The deployment costs for RSA’s clients will cost around four billion pounds, whilst the environmental cost will work at around 4.3 million tonnes of CO2. Observations suggest that the on-costs of deploying a single SecurID token is around £100.00 per token – this includes the direct and indirect costs for the organisation concerned.

And then there is the environmental costs, which our Web site calculates at 4.3 million tonnes of Co2 – the equivalent of flying around the world 500,000 times in terms of the effect on the environment. To put that in perspective, this is equivalent of chopping down 240 million trees.

Given the financial and ecological implications of the RSA SecurID rollout – which are quite breathtaking – you actually have to question as whether the SecurID deployment is really necessary.

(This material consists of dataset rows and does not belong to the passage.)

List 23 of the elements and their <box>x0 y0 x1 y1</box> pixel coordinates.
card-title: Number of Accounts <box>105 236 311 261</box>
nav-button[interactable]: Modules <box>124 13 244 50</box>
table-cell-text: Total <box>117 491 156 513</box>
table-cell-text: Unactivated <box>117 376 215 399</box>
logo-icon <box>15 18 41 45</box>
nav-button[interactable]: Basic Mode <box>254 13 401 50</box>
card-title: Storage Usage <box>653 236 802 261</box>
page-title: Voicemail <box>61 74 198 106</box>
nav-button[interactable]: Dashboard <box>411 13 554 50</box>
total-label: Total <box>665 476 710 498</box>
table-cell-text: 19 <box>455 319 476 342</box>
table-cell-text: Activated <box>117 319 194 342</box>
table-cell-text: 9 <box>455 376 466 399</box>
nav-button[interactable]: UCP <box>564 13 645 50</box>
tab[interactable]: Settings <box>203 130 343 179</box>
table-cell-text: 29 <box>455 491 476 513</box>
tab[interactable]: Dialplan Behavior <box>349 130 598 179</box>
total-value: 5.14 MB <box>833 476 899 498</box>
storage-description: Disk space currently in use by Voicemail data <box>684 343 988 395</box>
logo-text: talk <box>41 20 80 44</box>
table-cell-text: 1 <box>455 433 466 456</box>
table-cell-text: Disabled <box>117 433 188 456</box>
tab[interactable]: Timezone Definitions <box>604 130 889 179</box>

If it is necessary, then I recommend that businesses should start seriously thinking about switching to a tokenless authentication system – especially given the rising number of corporate hacks in recent months, which indicates that enhanced security should now be a watchword.

Research at the Infosecurity Europe show in April of this year revealed that 38 per cent of RSA token users were looking for a replacement. If anything, this SecurID reissue saga will reinforce the view amongst Infosecurity Europe attendees that more than a third of users are desperate for change.

Against the backdrop of this survey, I wonder how many users of two-factor authentication will now be questioning the wisdom of using a hardware-based token system, when the benefits of using a software token – which include significantly lower on-costs and faster deployments – are now becoming apparent.

And this is before we even begin to calculate the costs – as mandated under the EU’s WEEE directive – of securely disposing the old tokens, which have a number of less-than-eco-friendly components built into them.